Australia has been targeted by a massive cyberattack from a “sophisticated state-based actor” this week, though officials are not revealing the country behind the attack.
“We know it is a sophisticated state-based cyber actor because of the scale and nature of the targeting and the tradecraft used,” Prime Minister Scott Morrison announced on Friday.
Morrison added that the cyberattacks have hit all levels of government, in addition to political organizations, service providers, health and education, and other critical infrastructure areas.
He noted that the culprit has been attempting the hack for months, but recently amplified its effort to gain access into government networks.
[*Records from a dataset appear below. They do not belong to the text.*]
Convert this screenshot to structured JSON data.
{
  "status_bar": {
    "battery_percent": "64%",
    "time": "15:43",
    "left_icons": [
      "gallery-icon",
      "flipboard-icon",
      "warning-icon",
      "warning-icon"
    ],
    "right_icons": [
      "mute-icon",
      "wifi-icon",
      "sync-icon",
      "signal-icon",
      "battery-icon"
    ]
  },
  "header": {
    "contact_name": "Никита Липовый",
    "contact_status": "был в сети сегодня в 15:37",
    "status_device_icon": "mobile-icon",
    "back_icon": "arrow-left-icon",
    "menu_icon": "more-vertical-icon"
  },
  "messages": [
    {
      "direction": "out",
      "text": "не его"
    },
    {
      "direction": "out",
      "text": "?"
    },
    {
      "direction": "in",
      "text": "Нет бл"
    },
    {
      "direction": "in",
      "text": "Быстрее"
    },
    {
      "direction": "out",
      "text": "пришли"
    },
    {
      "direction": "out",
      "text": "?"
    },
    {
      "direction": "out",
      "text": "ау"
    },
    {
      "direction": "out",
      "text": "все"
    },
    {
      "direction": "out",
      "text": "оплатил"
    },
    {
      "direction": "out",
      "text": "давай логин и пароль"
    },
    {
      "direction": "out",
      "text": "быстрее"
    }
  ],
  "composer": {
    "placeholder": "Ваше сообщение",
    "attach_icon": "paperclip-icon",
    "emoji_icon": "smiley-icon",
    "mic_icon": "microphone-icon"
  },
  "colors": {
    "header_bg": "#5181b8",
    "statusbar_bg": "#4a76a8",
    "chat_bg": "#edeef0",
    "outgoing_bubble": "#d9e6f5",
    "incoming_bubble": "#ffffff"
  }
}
He also noted that there were not many with the capability of conducting such an attack, but refused to name the nation suspected of launching the attacks, despite being asked directly about the possibility of China’s involvement.
According to a threat advisory released by the Australian government, the hacker exploited vulnerabilities in Microsoft, SharePoint, and Citrix products.
The hacker was unsuccessful at fully exploiting public-facing infrastructure, but did deploy spearphishing tactics such as emails containing malicious links or files and malware tracking a user’s email opening, which they then used to gain access to the victim’s network and their stolen credentials.
Despite breaching networks, the attacker did not conduct “any disruptive or destructive activities within victim environments,” the advisory stated.
Some experts are blaming China for the attack.
Australian Strategic Policy Institute executive director Peter Jennings told The Australian he is certain the culprit is China due to their interest in infiltrating governments.
“The only country that has got the interest to go as broad and as deep as this and the only country with the sophistication and the size of the intelligence establishment to do it, is China,” Jennings said.
Other experts have rejected the notion that the attack was “sophisticated.”
“[The state actor campaign] doesn’t look very sophisticated,” UNSW professor of cybersecurity Richard Buckland told The Guardian. “It’s well-resourced in a large scale but I haven’t seen anything yet that’s super secret or super sinister. They’re using known techniques against known vulnerabilities and following known processes.”
China has vehemently denied being involved in the attack.
“China is a staunch upholder of cyberspace security and we have been the biggest victim of cyber attack,” China’s Foreign Ministry spokesman Geng Shuang said. “We have been firmly opposing and combating all forms of cyber attacks. Our position is clear and consistent.”
Two government sources told Reuters that the recent attack is identical to a 2019 cyberattack on the Australian parliament and three political parties. China was suspected of carrying out that attack, though it denied involvement.